Dr. Marsh'ın belirttiği gibi, Dokuzuncu Daire'nin kararı, kendisine göre yalnızca Falun Gong dinini uygulamalarına dayalı olarak işkenceye ve diğer uluslararası hukuk ihlallerine maruz kalan Çin'deki Falun Gong uygulayıcıları için iyiye bir işaretti.
Tarihin Doğru Tarafında Durmak
Dr. Marsh, davanın Falun Gong uygulayıcılarına "güçlü bir sinyal gönderdiğini" söyledi ve "onların 'tarihin doğru tarafında olduklarını ve bu Görüşün Parti'nin kötü doğasını ve Falun Gong inananlarına karşı yürüttüğü şiddet içeren kampanyasının kapsamını ortaya koyduğunu' hatırlattı.' Görüşün ÇKP yalanlarını ve propagandasını olduğu gibi ifşa ettiğini ekledi: yalanları ve propagandayı.

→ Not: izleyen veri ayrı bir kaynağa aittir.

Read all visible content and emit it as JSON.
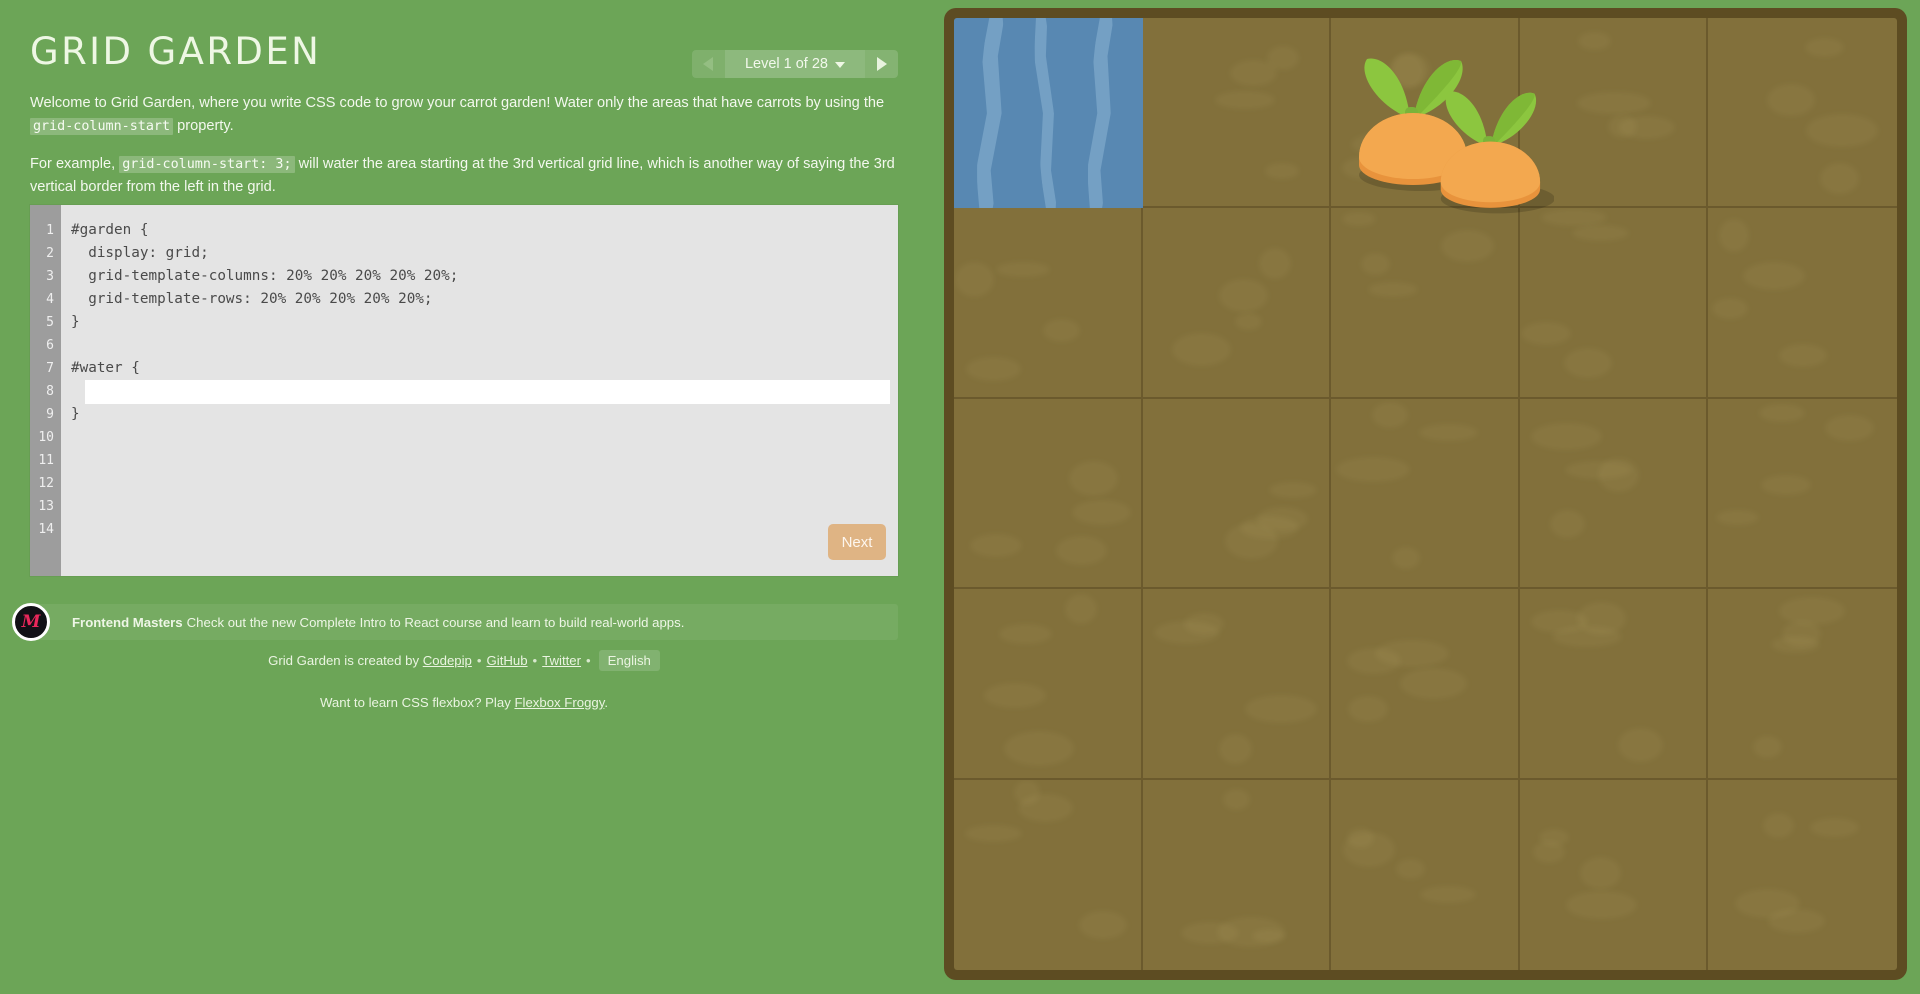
{
  "page": {
    "title": "GRID GARDEN",
    "background_color": "#6ca557",
    "title_color": "#eef7e4"
  },
  "level_selector": {
    "prev_label": "previous level",
    "next_label": "next level",
    "display": "Level 1 of 28",
    "current_level": 1,
    "total_levels": 28,
    "prev_disabled": true
  },
  "instructions": {
    "paragraph1_part1": "Welcome to Grid Garden, where you write CSS code to grow your carrot garden! Water only the areas that have carrots by using the ",
    "paragraph1_code": "grid-column-start",
    "paragraph1_part2": " property.",
    "paragraph2_part1": "For example, ",
    "paragraph2_code": "grid-column-start: 3;",
    "paragraph2_part2": " will water the area starting at the 3rd vertical grid line, which is another way of saying the 3rd vertical border from the left in the grid."
  },
  "editor": {
    "line_numbers": [
      "1",
      "2",
      "3",
      "4",
      "5",
      "6",
      "7",
      "8",
      "9",
      "10",
      "11",
      "12",
      "13",
      "14"
    ],
    "code_lines": [
      "#garden {",
      "  display: grid;",
      "  grid-template-columns: 20% 20% 20% 20% 20%;",
      "  grid-template-rows: 20% 20% 20% 20% 20%;",
      "}",
      "",
      "#water {",
      "",
      "}"
    ],
    "input_value": "",
    "input_placeholder": "",
    "next_label": "Next",
    "next_color": "#dfb484",
    "background_color": "#e4e4e4",
    "gutter_color": "#9d9d9d"
  },
  "sponsor": {
    "logo": "frontend-masters-logo",
    "logo_letter": "M",
    "brand": "Frontend Masters",
    "message": "Check out the new Complete Intro to React course and learn to build real-world apps."
  },
  "footer": {
    "credit_prefix": "Grid Garden is created by ",
    "links": [
      {
        "label": "Codepip"
      },
      {
        "label": "GitHub"
      },
      {
        "label": "Twitter"
      }
    ],
    "separator": "•",
    "language_label": "English",
    "flexbox_prefix": "Want to learn CSS flexbox? Play ",
    "flexbox_link": "Flexbox Froggy",
    "flexbox_suffix": "."
  },
  "garden": {
    "columns": 5,
    "rows": 5,
    "dirt_color": "#82703b",
    "grid_line_color": "#6b5a2d",
    "border_color": "#5d4c22",
    "water_color": "#5888b2",
    "water_wave_color": "#74a0c4",
    "carrot_body_color": "#f0a04b",
    "carrot_leaf_color": "#8cc63f",
    "water_cells": [
      {
        "row": 1,
        "column": 1
      }
    ],
    "carrots": [
      {
        "row": 1,
        "column": 3,
        "position": "left"
      },
      {
        "row": 1,
        "column": 3,
        "position": "right"
      }
    ]
  }
}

Gerçekten de, Görüş, ÇKP'nin ABD'nin Parti'nin Çin'deki Falun Gong inananlarına zulmetme kararını desteklediği yönündeki iddiasının bariz bir şekilde yanlış olduğunu açıkça ortaya koymaktadır. Parti'nin Falun Gong inananlarına yaptığı zulüm, dini özgürlüğü ve işkenceden muaf olma hakkını koruyan temel ilkelere aykırıdır. Dr. Marsh, Çin'deki inananları Doğruluk, Merhamet ve Hoşgörü temel değerlerine olan bağlılıklarından dolayı alkışladığını da sözlerine ekledi.